Het monumentale geheel ligt in een gave, landelijke omgeving; ten zuiden, achter de hoeve strekt zich het kasteelpark uit, voor de hoeve, aan de overkant van de dreef, velden en weilanden. Achter de westvleugel bevindt zich de ommuurde tuin, waarachter de Melsterbeek stroomt.

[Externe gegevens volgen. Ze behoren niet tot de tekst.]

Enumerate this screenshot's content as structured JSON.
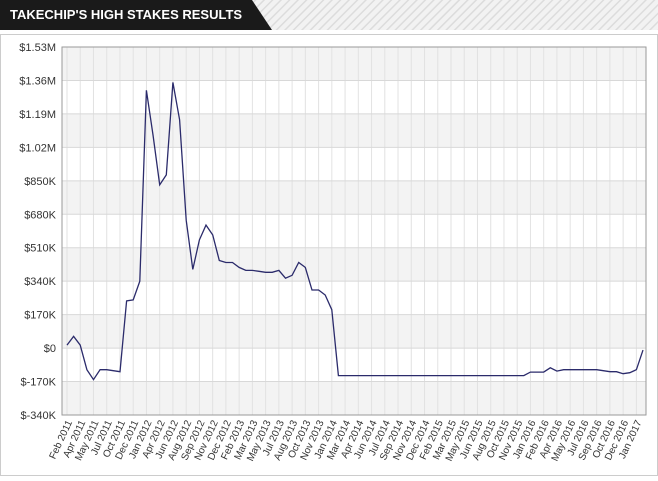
{
  "chart_data": {
    "type": "line",
    "title": "TAKECHIP'S HIGH STAKES RESULTS",
    "categories": [
      "Feb 2011",
      null,
      "Apr 2011",
      null,
      "May 2011",
      null,
      "Jul 2011",
      null,
      "Oct 2011",
      null,
      "Dec 2011",
      null,
      "Jan 2012",
      null,
      "Apr 2012",
      null,
      "Jun 2012",
      null,
      "Aug 2012",
      null,
      "Sep 2012",
      null,
      "Nov 2012",
      null,
      "Dec 2012",
      null,
      "Feb 2013",
      null,
      "Mar 2013",
      null,
      "May 2013",
      null,
      "Jul 2013",
      null,
      "Aug 2013",
      null,
      "Oct 2013",
      null,
      "Nov 2013",
      null,
      "Jan 2014",
      null,
      "Mar 2014",
      null,
      "Apr 2014",
      null,
      "Jun 2014",
      null,
      "Jul 2014",
      null,
      "Sep 2014",
      null,
      "Nov 2014",
      null,
      "Dec 2014",
      null,
      "Feb 2015",
      null,
      "Mar 2015",
      null,
      "May 2015",
      null,
      "Jun 2015",
      null,
      "Aug 2015",
      null,
      "Oct 2015",
      null,
      "Nov 2015",
      null,
      "Jan 2016",
      null,
      "Feb 2016",
      null,
      "Apr 2016",
      null,
      "May 2016",
      null,
      "Jul 2016",
      null,
      "Sep 2016",
      null,
      "Oct 2016",
      null,
      "Dec 2016",
      null,
      "Jan 2017",
      null
    ],
    "values": [
      15000,
      60000,
      15000,
      -110000,
      -160000,
      -110000,
      -110000,
      -115000,
      -120000,
      240000,
      245000,
      340000,
      1310000,
      1080000,
      830000,
      880000,
      1350000,
      1160000,
      650000,
      400000,
      550000,
      625000,
      575000,
      445000,
      435000,
      435000,
      410000,
      395000,
      395000,
      390000,
      385000,
      385000,
      395000,
      355000,
      370000,
      435000,
      410000,
      295000,
      295000,
      270000,
      195000,
      -140000,
      -140000,
      -140000,
      -140000,
      -140000,
      -140000,
      -140000,
      -140000,
      -140000,
      -140000,
      -140000,
      -140000,
      -140000,
      -140000,
      -140000,
      -140000,
      -140000,
      -140000,
      -140000,
      -140000,
      -140000,
      -140000,
      -140000,
      -140000,
      -140000,
      -140000,
      -140000,
      -140000,
      -140000,
      -122000,
      -122000,
      -122000,
      -100000,
      -117000,
      -110000,
      -110000,
      -110000,
      -110000,
      -110000,
      -110000,
      -115000,
      -120000,
      -120000,
      -130000,
      -125000,
      -110000,
      -10000
    ],
    "color": "#2b2b6b",
    "ylim": [
      -340000,
      1530000
    ],
    "yticks": [
      {
        "value": -340000,
        "label": "$-340K"
      },
      {
        "value": -170000,
        "label": "$-170K"
      },
      {
        "value": 0,
        "label": "$0"
      },
      {
        "value": 170000,
        "label": "$170K"
      },
      {
        "value": 340000,
        "label": "$340K"
      },
      {
        "value": 510000,
        "label": "$510K"
      },
      {
        "value": 680000,
        "label": "$680K"
      },
      {
        "value": 850000,
        "label": "$850K"
      },
      {
        "value": 1020000,
        "label": "$1.02M"
      },
      {
        "value": 1190000,
        "label": "$1.19M"
      },
      {
        "value": 1360000,
        "label": "$1.36M"
      },
      {
        "value": 1530000,
        "label": "$1.53M"
      }
    ],
    "grid": true
  }
}
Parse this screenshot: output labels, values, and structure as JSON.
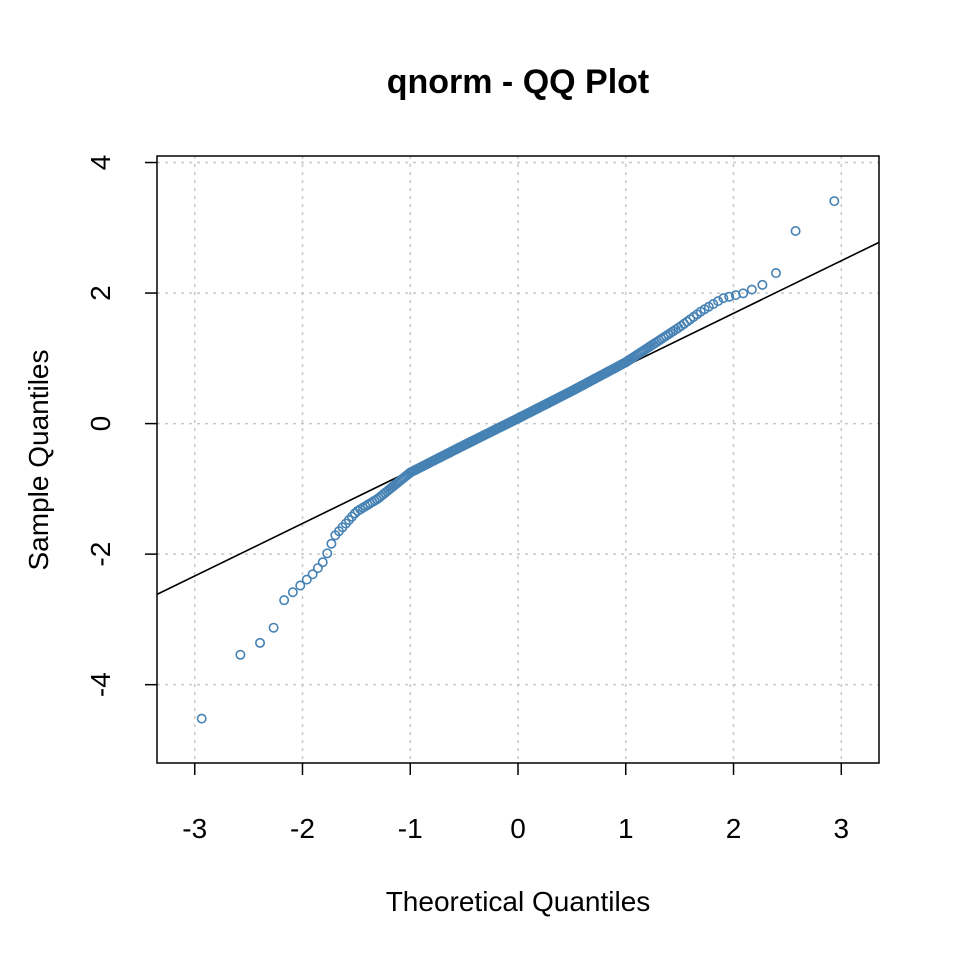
{
  "chart_data": {
    "type": "scatter",
    "title": "qnorm - QQ Plot",
    "xlabel": "Theoretical Quantiles",
    "ylabel": "Sample Quantiles",
    "xlim": [
      -3.35,
      3.35
    ],
    "ylim": [
      -5.2,
      4.1
    ],
    "xticks": [
      -3,
      -2,
      -1,
      0,
      1,
      2,
      3
    ],
    "yticks": [
      -4,
      -2,
      0,
      2,
      4
    ],
    "grid": true,
    "point_color": "#4682B4",
    "line_color": "#000000",
    "reference_line": {
      "intercept": 0.08,
      "slope": 0.805
    },
    "sample_size": 300,
    "profile": {
      "x": [
        -3.1,
        -2.75,
        -2.6,
        -2.45,
        -2.35,
        -2.25,
        -2.2,
        -2.1,
        -2.0,
        -1.9,
        -1.8,
        -1.7,
        -1.5,
        -1.3,
        -1.0,
        -0.5,
        0,
        0.5,
        1.0,
        1.5,
        1.7,
        1.9,
        2.1,
        2.3,
        2.45,
        2.57,
        2.75,
        3.1
      ],
      "y": [
        -4.85,
        -4.15,
        -3.55,
        -3.5,
        -3.25,
        -3.1,
        -2.75,
        -2.6,
        -2.45,
        -2.3,
        -2.1,
        -1.72,
        -1.35,
        -1.15,
        -0.75,
        -0.33,
        0.08,
        0.5,
        0.94,
        1.48,
        1.72,
        1.92,
        2.0,
        2.15,
        2.4,
        2.95,
        2.97,
        3.8
      ]
    }
  }
}
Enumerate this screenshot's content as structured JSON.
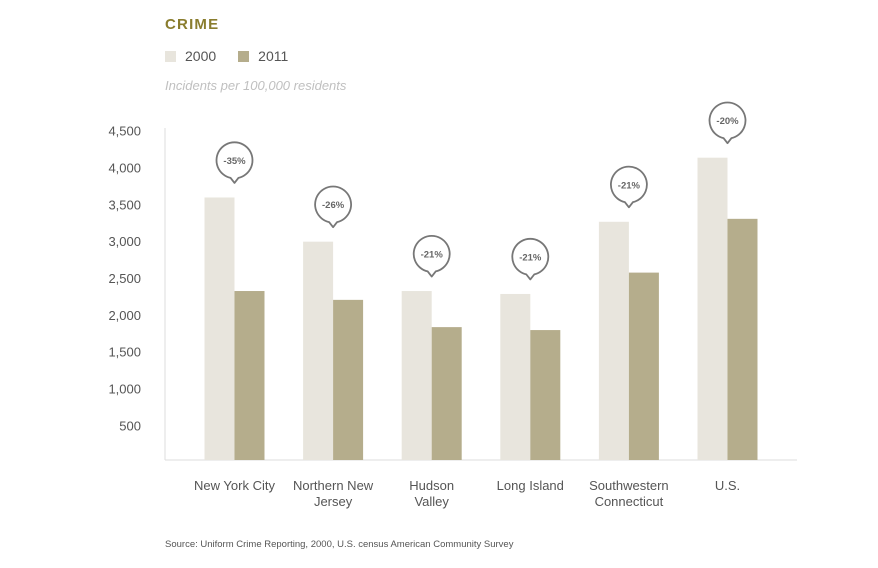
{
  "chart_data": {
    "type": "bar",
    "title": "CRIME",
    "subtitle": "Incidents per 100,000 residents",
    "source": "Source: Uniform Crime Reporting, 2000, U.S. census American Community Survey",
    "categories": [
      [
        "New York City"
      ],
      [
        "Northern New",
        "Jersey"
      ],
      [
        "Hudson",
        "Valley"
      ],
      [
        "Long Island"
      ],
      [
        "Southwestern",
        "Connecticut"
      ],
      [
        "U.S."
      ]
    ],
    "series": [
      {
        "name": "2000",
        "color": "#e8e5dd",
        "values": [
          3600,
          3000,
          2330,
          2290,
          3270,
          4140
        ]
      },
      {
        "name": "2011",
        "color": "#b5ad8c",
        "values": [
          2330,
          2210,
          1840,
          1800,
          2580,
          3310
        ]
      }
    ],
    "annotations": [
      "-35%",
      "-26%",
      "-21%",
      "-21%",
      "-21%",
      "-20%"
    ],
    "yticks": [
      500,
      1000,
      1500,
      2000,
      2500,
      3000,
      3500,
      4000,
      4500
    ],
    "ytick_labels": [
      "500",
      "1,000",
      "1,500",
      "2,000",
      "2,500",
      "3,000",
      "3,500",
      "4,000",
      "4,500"
    ],
    "ylim": [
      0,
      4500
    ],
    "grid": false,
    "legend_position": "top-left"
  }
}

Bakstenen gebouwen gegroepeerd rondom een gedeeltelijk gekasseid erf. Ten noordoosten, monumentaal poortgebouw, waarin ook een gedeelte van het woonhuis is ondergebracht; zes traveeën en twee bouwlagen onder zadeldak (nok evenwijdig aan straat, mechanische pannen), door middel van muurankers op de noordoostgevel gedateerd 1686; het gebouw is aan de veldzijde voorzien van twee vierkante torens met tentdak (leien) en peerspits met gesmeed ijzeren windvaan. Overhoekse muizentandfries en tandlijst onder de dakrand; gesmeed ijzeren muurankers. In de noordoostelijke gevel een rechthoekig, getralied venstertje van kalksteen, rechts van de inrijpoort. Verankerde kalkstenen rondboogpoort met geprofileerd beloop en negblokken; sluitsteen met gesculpteerd wapenschild van Mechtildis d'Eynatten de Thys (1678-1719); ontlastingsboog van een rollaag en een platte laag; fraaie, kalkstenen schamppalen. Rondboognis met Onze-Lieve-Vrouwebeeld boven de poort. De linkertoren heeft dezelfde lijst onder de dakrand als het hoofdgebouw; gesmeed ijzeren muurankers, kleine, kalkstenen vensters en muurspleten in het bovengedeelte. In de rechtertoren, kalkstenen hoekbanden en smalle, kalkstenen venstertjes. De erfzijdegevel vertoont dezelfde poort als de noordoostgevel, doch met toevoeging van een vlakke kalkstenen versiering boven de sluitsteen.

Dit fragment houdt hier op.